Manttra 8-Quart Smart Pressure Cooker
- An 8-quart stainless steel pressure cooker for when you must have pinto beans NOW
- Has both a pressure control knob and visual pressure indicator, because these things are very safe now (really)
- Auto lock system, which is great until you realize you left your keys in the pressure cooker
- 12ps or 8psi settings, which may be what makes it “smart”
- Model: OPJ-HW122 (One of the major offenses of the hyphenated model number, beyond aesthetics, is the immediate cost in searchability. These results, for instance, get tangled with an SEC filing about a natural gas pipeline in Louisiana, we think"
Known To Cook Under Pressure
We all know what being under pressure feels like. It’s the terror of knowing what the world is about, watching some good friends scream “let me out!” Doy.
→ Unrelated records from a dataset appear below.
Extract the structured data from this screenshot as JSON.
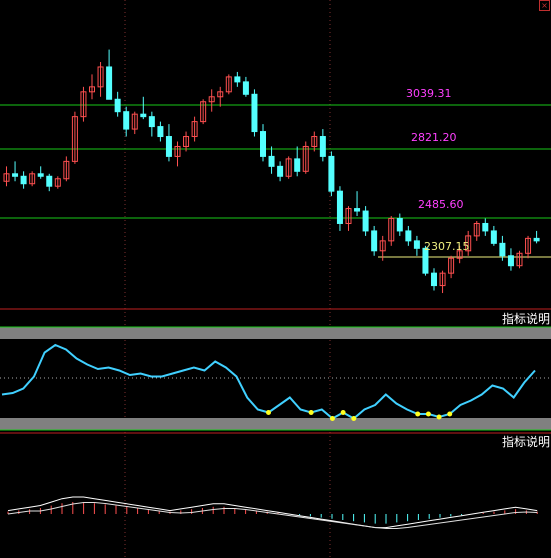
{
  "colors": {
    "background": "#000000",
    "up_candle": "#ff5050",
    "down_candle": "#54ffff",
    "support_line": "#18c818",
    "level_label": "#ff40ff",
    "current_line": "#f0f080",
    "current_label": "#f0f080",
    "panel_border": "#c02020",
    "indicator_line": "#40d0ff",
    "indicator_highlight": "#ffff20",
    "gray_band": "#808080",
    "macd_white": "#ffffff"
  },
  "window": {
    "close_icon": "close-icon"
  },
  "main_panel": {
    "price_levels": [
      {
        "label": "3039.31"
      },
      {
        "label": "2821.20"
      },
      {
        "label": "2485.60"
      }
    ],
    "current_level": {
      "label": "2307.15"
    }
  },
  "indicator_panel_1": {
    "label": "指标说明"
  },
  "indicator_panel_2": {
    "label": "指标说明"
  },
  "chart_data": [
    {
      "type": "candlestick",
      "horizontal_lines": [
        3039.31,
        2821.2,
        2485.6,
        2307.15
      ],
      "grid": true,
      "candles": [
        [
          2620,
          2680,
          2600,
          2650
        ],
        [
          2650,
          2700,
          2620,
          2640
        ],
        [
          2640,
          2660,
          2590,
          2610
        ],
        [
          2610,
          2660,
          2600,
          2650
        ],
        [
          2650,
          2680,
          2630,
          2640
        ],
        [
          2640,
          2650,
          2580,
          2600
        ],
        [
          2600,
          2640,
          2590,
          2630
        ],
        [
          2630,
          2720,
          2620,
          2700
        ],
        [
          2700,
          2900,
          2690,
          2880
        ],
        [
          2880,
          3000,
          2860,
          2980
        ],
        [
          2980,
          3050,
          2950,
          3000
        ],
        [
          3000,
          3100,
          2960,
          3080
        ],
        [
          3080,
          3150,
          3020,
          2950
        ],
        [
          2950,
          2980,
          2880,
          2900
        ],
        [
          2900,
          2920,
          2800,
          2830
        ],
        [
          2830,
          2900,
          2810,
          2890
        ],
        [
          2890,
          2960,
          2870,
          2880
        ],
        [
          2880,
          2900,
          2800,
          2840
        ],
        [
          2840,
          2860,
          2780,
          2800
        ],
        [
          2800,
          2850,
          2700,
          2720
        ],
        [
          2720,
          2780,
          2680,
          2760
        ],
        [
          2760,
          2820,
          2740,
          2800
        ],
        [
          2800,
          2880,
          2780,
          2860
        ],
        [
          2860,
          2950,
          2850,
          2940
        ],
        [
          2940,
          2990,
          2900,
          2960
        ],
        [
          2960,
          3000,
          2920,
          2980
        ],
        [
          2980,
          3050,
          2970,
          3040
        ],
        [
          3040,
          3060,
          3000,
          3020
        ],
        [
          3020,
          3040,
          2960,
          2970
        ],
        [
          2970,
          2990,
          2800,
          2820
        ],
        [
          2820,
          2850,
          2700,
          2720
        ],
        [
          2720,
          2760,
          2650,
          2680
        ],
        [
          2680,
          2700,
          2620,
          2640
        ],
        [
          2640,
          2720,
          2630,
          2710
        ],
        [
          2710,
          2760,
          2640,
          2660
        ],
        [
          2660,
          2780,
          2650,
          2760
        ],
        [
          2760,
          2820,
          2740,
          2800
        ],
        [
          2800,
          2830,
          2700,
          2720
        ],
        [
          2720,
          2740,
          2560,
          2580
        ],
        [
          2580,
          2600,
          2420,
          2450
        ],
        [
          2450,
          2520,
          2420,
          2510
        ],
        [
          2510,
          2580,
          2480,
          2500
        ],
        [
          2500,
          2520,
          2400,
          2420
        ],
        [
          2420,
          2440,
          2320,
          2340
        ],
        [
          2340,
          2400,
          2300,
          2380
        ],
        [
          2380,
          2480,
          2360,
          2470
        ],
        [
          2470,
          2490,
          2400,
          2420
        ],
        [
          2420,
          2440,
          2360,
          2380
        ],
        [
          2380,
          2400,
          2320,
          2350
        ],
        [
          2350,
          2360,
          2240,
          2250
        ],
        [
          2250,
          2270,
          2180,
          2200
        ],
        [
          2200,
          2260,
          2170,
          2250
        ],
        [
          2250,
          2320,
          2230,
          2310
        ],
        [
          2310,
          2360,
          2290,
          2340
        ],
        [
          2340,
          2420,
          2320,
          2400
        ],
        [
          2400,
          2460,
          2380,
          2450
        ],
        [
          2450,
          2470,
          2400,
          2420
        ],
        [
          2420,
          2440,
          2360,
          2370
        ],
        [
          2370,
          2400,
          2300,
          2320
        ],
        [
          2320,
          2350,
          2260,
          2280
        ],
        [
          2280,
          2340,
          2270,
          2330
        ],
        [
          2330,
          2400,
          2310,
          2390
        ],
        [
          2390,
          2420,
          2370,
          2380
        ]
      ]
    },
    {
      "type": "line",
      "series": [
        {
          "values": [
            62,
            63,
            66,
            74,
            90,
            95,
            92,
            86,
            82,
            79,
            80,
            78,
            75,
            76,
            74,
            74,
            76,
            78,
            80,
            78,
            84,
            80,
            74,
            60,
            52,
            50,
            55,
            60,
            52,
            50,
            52,
            46,
            50,
            46,
            52,
            55,
            62,
            56,
            52,
            49,
            49,
            47,
            49,
            55,
            58,
            62,
            68,
            66,
            60,
            70,
            78
          ]
        }
      ]
    },
    {
      "type": "bar",
      "series": [
        {
          "values": [
            2,
            3,
            4,
            5,
            7,
            9,
            10,
            10,
            9,
            8,
            7,
            6,
            5,
            4,
            3,
            2,
            3,
            4,
            5,
            6,
            6,
            5,
            4,
            3,
            2,
            1,
            0,
            -1,
            -2,
            -3,
            -4,
            -5,
            -6,
            -7,
            -8,
            -8,
            -7,
            -6,
            -5,
            -4,
            -3,
            -2,
            -1,
            0,
            1,
            2,
            3,
            4,
            3,
            2
          ]
        }
      ]
    }
  ]
}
But how does that relate to cooking? Why does sealing lentils in an airtight chamber like this make them cook, like, twice as fast?
The explanation begins with mac and cheese. Have you ever noticed that instructions for some boiled food tells you to cook longer at high elevations? That’s because the air pressure at higher elevations in lower, so the boiling point (the maximum temperature of liquid water) is lower, meaning your Velveeta is cooking is cooler water.
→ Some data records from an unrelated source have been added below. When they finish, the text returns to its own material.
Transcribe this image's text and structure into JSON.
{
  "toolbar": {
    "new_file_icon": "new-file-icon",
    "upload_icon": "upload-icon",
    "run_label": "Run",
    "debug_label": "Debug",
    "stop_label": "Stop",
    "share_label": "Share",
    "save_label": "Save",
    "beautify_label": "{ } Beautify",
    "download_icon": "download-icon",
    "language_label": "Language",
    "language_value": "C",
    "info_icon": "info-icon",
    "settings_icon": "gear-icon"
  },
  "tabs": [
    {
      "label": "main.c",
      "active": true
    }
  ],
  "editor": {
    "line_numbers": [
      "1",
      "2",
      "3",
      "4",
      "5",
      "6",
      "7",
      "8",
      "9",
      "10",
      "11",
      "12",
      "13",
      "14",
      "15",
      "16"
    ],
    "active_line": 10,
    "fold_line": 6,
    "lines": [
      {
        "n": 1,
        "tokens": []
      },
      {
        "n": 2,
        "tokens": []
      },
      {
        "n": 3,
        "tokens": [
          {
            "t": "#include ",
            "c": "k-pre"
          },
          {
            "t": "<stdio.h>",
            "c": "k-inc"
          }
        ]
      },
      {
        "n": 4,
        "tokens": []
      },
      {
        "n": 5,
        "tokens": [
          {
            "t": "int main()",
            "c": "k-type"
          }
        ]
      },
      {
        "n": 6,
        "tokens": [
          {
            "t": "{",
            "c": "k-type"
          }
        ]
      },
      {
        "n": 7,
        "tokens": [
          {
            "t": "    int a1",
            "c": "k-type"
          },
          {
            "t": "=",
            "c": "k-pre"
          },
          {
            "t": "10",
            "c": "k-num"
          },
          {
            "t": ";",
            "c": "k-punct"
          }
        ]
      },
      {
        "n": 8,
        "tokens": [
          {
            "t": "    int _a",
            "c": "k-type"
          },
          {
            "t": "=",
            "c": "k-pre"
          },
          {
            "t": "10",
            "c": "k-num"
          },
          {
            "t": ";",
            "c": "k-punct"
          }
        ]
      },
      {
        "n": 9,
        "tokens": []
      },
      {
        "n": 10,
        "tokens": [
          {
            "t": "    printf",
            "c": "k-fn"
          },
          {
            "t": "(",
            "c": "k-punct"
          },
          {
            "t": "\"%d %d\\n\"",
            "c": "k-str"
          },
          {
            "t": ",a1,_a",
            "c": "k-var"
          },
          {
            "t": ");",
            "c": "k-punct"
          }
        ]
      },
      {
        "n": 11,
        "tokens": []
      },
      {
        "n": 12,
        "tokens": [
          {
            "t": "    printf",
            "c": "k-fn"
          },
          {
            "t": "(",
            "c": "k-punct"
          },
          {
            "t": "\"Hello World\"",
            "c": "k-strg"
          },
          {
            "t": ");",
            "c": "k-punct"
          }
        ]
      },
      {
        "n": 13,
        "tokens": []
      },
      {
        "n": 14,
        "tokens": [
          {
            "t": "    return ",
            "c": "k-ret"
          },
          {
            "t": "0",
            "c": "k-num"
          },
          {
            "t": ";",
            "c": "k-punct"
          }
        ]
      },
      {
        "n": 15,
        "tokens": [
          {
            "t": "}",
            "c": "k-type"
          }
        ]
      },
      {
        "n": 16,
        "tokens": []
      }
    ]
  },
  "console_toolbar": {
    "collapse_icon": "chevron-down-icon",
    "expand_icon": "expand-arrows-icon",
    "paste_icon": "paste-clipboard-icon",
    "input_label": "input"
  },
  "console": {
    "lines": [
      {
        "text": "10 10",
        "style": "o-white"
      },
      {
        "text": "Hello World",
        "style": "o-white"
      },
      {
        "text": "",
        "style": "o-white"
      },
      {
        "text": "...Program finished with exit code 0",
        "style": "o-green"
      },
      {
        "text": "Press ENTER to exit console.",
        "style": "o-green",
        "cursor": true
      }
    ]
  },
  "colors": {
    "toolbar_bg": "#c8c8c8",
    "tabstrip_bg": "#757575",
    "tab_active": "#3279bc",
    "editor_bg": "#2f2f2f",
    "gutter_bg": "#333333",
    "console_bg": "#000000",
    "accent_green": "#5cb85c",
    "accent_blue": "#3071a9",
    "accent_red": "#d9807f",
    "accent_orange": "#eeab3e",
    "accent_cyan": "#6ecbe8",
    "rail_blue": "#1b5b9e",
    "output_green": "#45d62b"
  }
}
Following that logic, if you cooked your cheesy shells while descending to the center of the Earth (digging is hungry work), the air pressure would be higher and the cooking temperature would be lower.
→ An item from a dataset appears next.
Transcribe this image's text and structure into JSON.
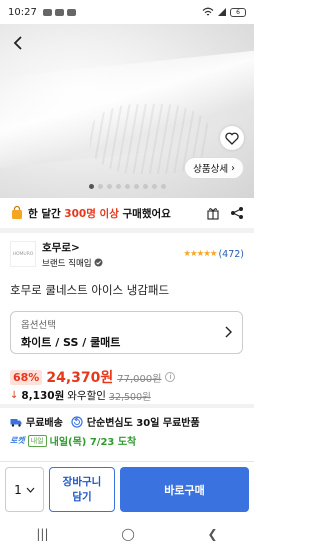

This pressure cooker, then, is like your own little slice of the subterranean abyss, and you won’t have to contend with the t-rexes or Brendan Frasers known to haunt it.
But could we do even better? Gasses get hotter when compressed (that’s how a car piston works), so if you compressed a cooker heater while boiling lentils, you could achieve an even higher temperature and lower cooking time.